I don’t know about you, but earlier in September I was too busy navigating my new classes and their requirements to bother with the obvious mess of cultural appropriation that was Marc Jacobs’ Summer/Spring show.

So, a few days later, when my social media was full of articles about it, I was a tad confused—why was there so much traffic for this one man? Especially when The Blondes had done the exact same thing earlier when they presented their fall collection. Jacobs was just another insensitive and ignorant offender.

Being in the mood to procrastinate, I was sparked by a quote I’d seen from Jacobs’ hair stylist, Paolo Guido, where he listed his inspirations for the dreadlocks, which included people like Culture Club’s Boy George, but not the reggae artists that George had originally been ‘inspired’ by.

I then clicked on Jenna Rosenstein’s article in Harpers Bazaar to see another quote from Guido which outlined that Jacobs had drawn inspiration from “something so street and so raw” and that Jacobs makes it look “more sophisticated and fashionable.”

Guido had successfully erased black culture by citing those who drew (and arguably appropriated) from it, instead of the people themselves, while also calling them unsophisticated and unfashionable in the same breath.
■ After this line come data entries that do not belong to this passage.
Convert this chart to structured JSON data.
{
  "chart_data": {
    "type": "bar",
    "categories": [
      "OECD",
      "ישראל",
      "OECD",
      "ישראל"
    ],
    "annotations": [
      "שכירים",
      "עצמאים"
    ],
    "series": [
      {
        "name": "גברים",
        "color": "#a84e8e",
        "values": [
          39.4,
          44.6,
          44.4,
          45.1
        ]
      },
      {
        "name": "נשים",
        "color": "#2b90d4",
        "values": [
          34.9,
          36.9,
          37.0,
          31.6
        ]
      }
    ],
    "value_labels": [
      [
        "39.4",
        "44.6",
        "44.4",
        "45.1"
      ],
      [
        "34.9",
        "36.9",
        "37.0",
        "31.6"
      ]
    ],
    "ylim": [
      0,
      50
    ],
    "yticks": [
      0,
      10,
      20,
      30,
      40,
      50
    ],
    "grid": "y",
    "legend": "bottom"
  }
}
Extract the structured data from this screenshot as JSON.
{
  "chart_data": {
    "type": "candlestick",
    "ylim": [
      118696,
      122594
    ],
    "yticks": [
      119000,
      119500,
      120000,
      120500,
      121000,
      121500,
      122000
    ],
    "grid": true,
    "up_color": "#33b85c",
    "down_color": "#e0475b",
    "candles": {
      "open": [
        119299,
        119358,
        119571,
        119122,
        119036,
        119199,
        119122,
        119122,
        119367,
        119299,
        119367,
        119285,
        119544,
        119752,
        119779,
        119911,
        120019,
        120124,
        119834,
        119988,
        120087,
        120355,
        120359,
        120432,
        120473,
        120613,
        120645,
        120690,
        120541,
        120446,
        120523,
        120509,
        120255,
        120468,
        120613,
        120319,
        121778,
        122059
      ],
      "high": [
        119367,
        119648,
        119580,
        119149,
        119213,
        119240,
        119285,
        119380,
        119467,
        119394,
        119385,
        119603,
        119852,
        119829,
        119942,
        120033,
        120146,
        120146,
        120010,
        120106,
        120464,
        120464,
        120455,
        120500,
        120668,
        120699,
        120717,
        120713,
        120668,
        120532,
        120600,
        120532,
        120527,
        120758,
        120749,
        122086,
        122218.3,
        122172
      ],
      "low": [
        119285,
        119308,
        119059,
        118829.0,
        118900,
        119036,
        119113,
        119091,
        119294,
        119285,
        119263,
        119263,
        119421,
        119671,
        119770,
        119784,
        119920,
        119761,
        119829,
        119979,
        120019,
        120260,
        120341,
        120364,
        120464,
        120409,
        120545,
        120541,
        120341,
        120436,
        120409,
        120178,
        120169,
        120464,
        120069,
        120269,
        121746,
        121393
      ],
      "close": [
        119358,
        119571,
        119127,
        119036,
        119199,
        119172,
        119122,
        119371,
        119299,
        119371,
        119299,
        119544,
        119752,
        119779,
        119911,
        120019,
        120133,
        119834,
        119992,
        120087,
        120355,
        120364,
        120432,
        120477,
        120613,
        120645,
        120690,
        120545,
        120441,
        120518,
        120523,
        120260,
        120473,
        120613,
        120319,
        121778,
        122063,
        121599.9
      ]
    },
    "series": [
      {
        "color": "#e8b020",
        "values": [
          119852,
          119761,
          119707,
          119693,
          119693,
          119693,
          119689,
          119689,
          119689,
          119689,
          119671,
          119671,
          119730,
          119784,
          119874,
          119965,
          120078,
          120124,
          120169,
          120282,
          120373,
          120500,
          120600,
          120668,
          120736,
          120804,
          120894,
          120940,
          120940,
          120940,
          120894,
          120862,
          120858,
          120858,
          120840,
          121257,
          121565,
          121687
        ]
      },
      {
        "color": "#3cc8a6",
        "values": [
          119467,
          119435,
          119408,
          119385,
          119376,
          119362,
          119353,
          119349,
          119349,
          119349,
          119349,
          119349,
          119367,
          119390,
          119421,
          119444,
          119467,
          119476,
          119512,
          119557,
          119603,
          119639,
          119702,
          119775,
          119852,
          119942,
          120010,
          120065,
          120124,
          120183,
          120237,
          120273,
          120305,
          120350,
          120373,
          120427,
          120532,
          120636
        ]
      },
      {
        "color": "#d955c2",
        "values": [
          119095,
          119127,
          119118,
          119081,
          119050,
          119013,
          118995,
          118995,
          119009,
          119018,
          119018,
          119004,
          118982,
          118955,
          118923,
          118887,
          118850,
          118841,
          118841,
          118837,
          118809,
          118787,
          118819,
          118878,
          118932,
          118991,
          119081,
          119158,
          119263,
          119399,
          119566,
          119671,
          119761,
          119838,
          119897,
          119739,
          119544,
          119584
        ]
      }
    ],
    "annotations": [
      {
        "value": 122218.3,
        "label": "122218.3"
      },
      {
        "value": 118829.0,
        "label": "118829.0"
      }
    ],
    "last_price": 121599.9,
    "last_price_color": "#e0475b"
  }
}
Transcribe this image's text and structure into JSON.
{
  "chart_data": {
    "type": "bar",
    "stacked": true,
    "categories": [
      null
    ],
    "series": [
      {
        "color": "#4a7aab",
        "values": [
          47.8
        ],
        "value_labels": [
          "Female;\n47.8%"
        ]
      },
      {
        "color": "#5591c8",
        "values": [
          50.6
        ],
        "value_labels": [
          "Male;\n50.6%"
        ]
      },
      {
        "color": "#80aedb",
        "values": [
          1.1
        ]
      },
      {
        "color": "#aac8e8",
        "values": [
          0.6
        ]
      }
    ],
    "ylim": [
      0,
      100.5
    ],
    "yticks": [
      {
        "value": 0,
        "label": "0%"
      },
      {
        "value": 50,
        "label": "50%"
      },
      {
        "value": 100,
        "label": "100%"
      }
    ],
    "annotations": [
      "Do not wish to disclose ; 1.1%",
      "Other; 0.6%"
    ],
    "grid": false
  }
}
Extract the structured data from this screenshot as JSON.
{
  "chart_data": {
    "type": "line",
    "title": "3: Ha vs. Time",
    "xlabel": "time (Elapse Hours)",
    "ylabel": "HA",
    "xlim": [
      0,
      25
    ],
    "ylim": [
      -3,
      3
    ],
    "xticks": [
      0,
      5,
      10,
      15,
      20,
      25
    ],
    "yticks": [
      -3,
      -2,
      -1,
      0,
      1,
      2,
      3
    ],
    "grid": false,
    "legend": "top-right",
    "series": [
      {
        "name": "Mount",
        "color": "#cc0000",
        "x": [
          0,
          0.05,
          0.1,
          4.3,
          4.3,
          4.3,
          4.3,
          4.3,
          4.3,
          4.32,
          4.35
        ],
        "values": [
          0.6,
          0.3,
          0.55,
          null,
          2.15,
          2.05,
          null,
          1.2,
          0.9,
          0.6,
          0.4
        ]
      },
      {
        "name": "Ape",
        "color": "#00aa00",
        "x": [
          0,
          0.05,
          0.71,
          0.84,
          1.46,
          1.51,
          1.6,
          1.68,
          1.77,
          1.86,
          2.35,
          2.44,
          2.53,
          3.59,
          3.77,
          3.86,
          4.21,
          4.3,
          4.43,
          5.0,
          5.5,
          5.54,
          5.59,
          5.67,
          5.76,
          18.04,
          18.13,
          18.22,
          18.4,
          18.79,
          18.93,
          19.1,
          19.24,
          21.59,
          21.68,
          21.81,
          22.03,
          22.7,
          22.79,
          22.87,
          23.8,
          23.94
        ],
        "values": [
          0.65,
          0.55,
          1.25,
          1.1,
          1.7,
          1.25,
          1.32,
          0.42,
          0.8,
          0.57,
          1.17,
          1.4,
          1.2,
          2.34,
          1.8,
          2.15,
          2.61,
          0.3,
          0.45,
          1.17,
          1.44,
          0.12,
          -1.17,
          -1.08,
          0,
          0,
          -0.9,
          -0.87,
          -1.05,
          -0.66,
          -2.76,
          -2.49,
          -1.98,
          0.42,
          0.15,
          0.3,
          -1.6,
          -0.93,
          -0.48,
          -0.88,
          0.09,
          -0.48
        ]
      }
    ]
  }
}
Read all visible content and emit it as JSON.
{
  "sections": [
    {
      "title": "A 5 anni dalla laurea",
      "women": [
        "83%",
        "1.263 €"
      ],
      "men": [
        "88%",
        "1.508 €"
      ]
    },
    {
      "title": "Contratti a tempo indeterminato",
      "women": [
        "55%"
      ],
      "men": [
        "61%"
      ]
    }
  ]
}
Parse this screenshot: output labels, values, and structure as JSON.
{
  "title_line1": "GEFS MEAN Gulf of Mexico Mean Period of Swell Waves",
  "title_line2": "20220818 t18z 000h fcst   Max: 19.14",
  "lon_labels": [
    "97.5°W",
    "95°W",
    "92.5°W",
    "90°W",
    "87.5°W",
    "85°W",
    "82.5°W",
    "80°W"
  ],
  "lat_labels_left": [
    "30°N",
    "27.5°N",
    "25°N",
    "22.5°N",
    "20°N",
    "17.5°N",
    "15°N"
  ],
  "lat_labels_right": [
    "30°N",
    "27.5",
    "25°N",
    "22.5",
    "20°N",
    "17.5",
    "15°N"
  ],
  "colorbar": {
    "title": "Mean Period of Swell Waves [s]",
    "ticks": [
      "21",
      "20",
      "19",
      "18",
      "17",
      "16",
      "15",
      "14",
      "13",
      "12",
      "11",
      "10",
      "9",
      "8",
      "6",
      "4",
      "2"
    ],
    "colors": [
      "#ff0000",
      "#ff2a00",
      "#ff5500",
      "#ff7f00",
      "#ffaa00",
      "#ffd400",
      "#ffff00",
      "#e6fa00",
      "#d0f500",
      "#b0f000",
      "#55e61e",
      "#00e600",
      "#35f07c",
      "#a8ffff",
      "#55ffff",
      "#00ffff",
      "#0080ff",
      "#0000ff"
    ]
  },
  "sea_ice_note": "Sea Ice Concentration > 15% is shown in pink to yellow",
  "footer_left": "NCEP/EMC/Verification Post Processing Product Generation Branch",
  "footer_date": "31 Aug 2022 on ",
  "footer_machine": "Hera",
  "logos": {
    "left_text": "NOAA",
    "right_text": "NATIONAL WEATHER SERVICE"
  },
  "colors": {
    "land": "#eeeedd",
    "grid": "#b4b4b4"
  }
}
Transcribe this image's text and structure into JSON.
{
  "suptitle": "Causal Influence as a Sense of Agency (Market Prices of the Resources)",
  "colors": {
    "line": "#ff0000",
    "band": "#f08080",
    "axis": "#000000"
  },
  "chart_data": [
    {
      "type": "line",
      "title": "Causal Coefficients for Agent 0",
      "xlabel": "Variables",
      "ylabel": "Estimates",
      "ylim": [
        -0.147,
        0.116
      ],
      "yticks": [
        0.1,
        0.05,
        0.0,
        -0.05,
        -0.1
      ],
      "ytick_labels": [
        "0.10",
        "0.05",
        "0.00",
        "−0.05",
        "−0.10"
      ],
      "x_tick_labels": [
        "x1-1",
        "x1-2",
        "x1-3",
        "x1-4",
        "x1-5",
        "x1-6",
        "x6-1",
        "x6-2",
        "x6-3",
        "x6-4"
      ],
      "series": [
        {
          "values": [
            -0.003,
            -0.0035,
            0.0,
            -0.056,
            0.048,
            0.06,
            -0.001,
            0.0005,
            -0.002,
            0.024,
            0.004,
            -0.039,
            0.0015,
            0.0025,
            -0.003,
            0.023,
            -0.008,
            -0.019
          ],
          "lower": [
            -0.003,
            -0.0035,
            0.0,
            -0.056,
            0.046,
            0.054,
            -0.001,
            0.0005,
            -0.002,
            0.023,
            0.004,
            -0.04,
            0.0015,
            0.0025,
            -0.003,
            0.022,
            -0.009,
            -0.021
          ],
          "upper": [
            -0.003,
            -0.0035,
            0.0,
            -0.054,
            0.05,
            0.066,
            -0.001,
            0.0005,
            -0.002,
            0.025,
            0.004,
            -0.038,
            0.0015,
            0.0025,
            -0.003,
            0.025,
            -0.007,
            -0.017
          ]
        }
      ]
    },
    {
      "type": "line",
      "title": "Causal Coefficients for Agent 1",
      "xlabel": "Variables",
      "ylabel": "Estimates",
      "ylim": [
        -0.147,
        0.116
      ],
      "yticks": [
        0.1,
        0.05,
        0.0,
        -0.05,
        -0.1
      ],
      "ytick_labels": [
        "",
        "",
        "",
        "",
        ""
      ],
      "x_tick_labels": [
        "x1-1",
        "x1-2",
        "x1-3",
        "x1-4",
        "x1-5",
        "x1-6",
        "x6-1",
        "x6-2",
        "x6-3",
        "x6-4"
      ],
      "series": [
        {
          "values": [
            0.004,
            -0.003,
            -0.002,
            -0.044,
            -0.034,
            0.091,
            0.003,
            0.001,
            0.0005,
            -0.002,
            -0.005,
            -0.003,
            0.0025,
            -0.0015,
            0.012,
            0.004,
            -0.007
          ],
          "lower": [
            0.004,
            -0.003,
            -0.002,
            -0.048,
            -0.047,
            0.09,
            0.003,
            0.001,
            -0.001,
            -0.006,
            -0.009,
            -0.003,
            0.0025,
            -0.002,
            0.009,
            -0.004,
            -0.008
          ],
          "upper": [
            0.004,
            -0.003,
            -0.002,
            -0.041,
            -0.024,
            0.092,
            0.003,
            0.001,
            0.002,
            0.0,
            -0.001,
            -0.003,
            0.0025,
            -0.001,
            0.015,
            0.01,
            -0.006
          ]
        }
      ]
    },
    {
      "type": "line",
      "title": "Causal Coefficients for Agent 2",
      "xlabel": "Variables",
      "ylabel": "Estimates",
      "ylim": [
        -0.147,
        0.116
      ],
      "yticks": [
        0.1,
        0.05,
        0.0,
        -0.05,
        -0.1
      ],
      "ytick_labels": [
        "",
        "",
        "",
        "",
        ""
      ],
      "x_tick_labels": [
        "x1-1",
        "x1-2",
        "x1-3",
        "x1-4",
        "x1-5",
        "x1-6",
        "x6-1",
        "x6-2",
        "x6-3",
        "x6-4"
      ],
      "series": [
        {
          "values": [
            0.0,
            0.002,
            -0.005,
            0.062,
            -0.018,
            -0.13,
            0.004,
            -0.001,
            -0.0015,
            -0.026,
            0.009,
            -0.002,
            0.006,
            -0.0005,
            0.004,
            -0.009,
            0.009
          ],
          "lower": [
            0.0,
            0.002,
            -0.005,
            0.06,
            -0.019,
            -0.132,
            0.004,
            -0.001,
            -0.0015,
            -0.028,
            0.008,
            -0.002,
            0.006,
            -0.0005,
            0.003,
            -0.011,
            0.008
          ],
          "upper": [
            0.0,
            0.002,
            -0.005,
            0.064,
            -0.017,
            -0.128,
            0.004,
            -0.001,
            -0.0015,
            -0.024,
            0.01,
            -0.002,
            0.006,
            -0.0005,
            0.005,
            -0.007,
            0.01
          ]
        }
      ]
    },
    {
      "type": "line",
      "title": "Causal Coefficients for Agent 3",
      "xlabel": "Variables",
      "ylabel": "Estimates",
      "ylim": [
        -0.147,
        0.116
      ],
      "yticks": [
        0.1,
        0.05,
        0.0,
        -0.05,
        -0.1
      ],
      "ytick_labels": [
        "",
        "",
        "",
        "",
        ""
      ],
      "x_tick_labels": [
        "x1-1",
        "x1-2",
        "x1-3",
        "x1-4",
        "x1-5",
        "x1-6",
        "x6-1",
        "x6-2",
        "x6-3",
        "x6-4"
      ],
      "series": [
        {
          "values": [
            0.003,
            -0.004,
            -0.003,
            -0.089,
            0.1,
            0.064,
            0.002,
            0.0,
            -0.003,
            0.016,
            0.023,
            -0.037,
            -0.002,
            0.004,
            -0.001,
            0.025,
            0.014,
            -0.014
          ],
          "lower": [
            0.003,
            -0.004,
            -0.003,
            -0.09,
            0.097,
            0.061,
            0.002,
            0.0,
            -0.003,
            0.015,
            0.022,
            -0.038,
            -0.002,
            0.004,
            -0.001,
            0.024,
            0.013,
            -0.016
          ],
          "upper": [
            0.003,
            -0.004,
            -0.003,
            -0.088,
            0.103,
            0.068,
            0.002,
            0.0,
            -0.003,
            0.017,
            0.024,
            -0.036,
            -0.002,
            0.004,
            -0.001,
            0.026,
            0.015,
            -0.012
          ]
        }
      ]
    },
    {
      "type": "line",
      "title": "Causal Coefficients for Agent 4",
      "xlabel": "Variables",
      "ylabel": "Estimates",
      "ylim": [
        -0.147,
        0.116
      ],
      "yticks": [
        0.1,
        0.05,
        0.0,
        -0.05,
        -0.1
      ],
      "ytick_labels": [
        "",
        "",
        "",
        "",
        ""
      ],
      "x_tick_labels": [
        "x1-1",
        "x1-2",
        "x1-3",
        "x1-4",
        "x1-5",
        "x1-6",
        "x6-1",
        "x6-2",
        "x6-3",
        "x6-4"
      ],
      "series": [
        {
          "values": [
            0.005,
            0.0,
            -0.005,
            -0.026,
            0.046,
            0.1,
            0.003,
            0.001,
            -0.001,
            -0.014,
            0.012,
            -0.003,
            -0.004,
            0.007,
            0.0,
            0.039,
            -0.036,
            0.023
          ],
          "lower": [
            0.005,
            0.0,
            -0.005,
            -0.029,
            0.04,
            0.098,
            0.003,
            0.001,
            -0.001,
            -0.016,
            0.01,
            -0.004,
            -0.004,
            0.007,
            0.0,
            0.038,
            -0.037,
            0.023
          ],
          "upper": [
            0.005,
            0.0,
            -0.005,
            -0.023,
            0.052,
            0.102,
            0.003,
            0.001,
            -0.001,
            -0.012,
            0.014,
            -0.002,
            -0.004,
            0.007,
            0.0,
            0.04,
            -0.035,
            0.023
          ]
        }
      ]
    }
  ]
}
I was angry.

I waded through more articles to find that Jacobs had responded to his haters through an Instagram comment which was deleted shortly after, but had been gloriously screenshot by The Shade Room. The comment said, “and to all who cry ‘cultural appropriation’ or whatever nonsense about any race or skin colour wearing their hair in a particular style or manner—funny how you don’t criticize women of colour for straightening their hair…” I got angrier.

He continued to say, “I respect and am inspired by people and how they look. I don’t see colour or race—I see people. I’m sorry to read that so many people are narrow minded…”

Then, he went on to sprout some poppycock about ‘love being the answer.’

My guess is that, shortly after he posted this, someone quickly pulled up MTV’s Franchesca Ramsey’s video on why saying ‘I don’t see colour’ is offensive.

Unfortunately, they didn’t seem to find him a video on how to apologize, as he only apologized for the ‘lack of sensitivity’ he displayed — not the actual comment.

He claimed that straight hair is somehow equally culturally relevant to white women as dreadlocks is to black women and denied black women the autonomy of self to decide how they want to wear their hair. But worse than that, he undermined the legacy of colonialism and Eurocentric ideals of beauty forced on black women. He’s oblivious to the fact that while women like Zendaya Coleman are accused of smelling like patchouli oil and weed for wearing their hair in faux locks, he is celebrated for making this urban street style sophisticated.

In an effort to make it ridiculously easy for me to highlight how obviously unfair cultural appropriation can be, The Fates scheduled the ruling of Chastity Jones’ Civil Rights case on September 15.

Back in 2010, Jones, who had been offered a job in Mobile, Alabama, was told that her dreadlocks were against company policy as they ‘tend to get messy’ and was asked to get rid of them. When she refused, her job offer was rescinded.

As articles both praising and critiquing Jacobs were making the rounds on social media, I was downright livid.

Recently, the U.S. court kindly established that discrimination on the basis of black hair texture would be an example of what would be considered an ‘immutable trait.’ This means that African Americans can be denied work on the basis of all protective styles they use, in addition to the fact that young black students all over the world are being sent home, because natural hair is viewed as messy, unkempt, or distracting.

The legal system has not considered that having locks, braids or even a weave is equally, if not more so, a necessity rather than for style, as it is low maintenance. Having Afro hair is difficult to manage, considering that professionally-trained hair stylists are only taught to manage Eurasian hair and salons that cater to Afro hair are few and far between.

As a result, the U.S justice system should be given the title ‘Wanker of the Week,’ with Jacobs as a close second, for making decisions about something they just don’t know about.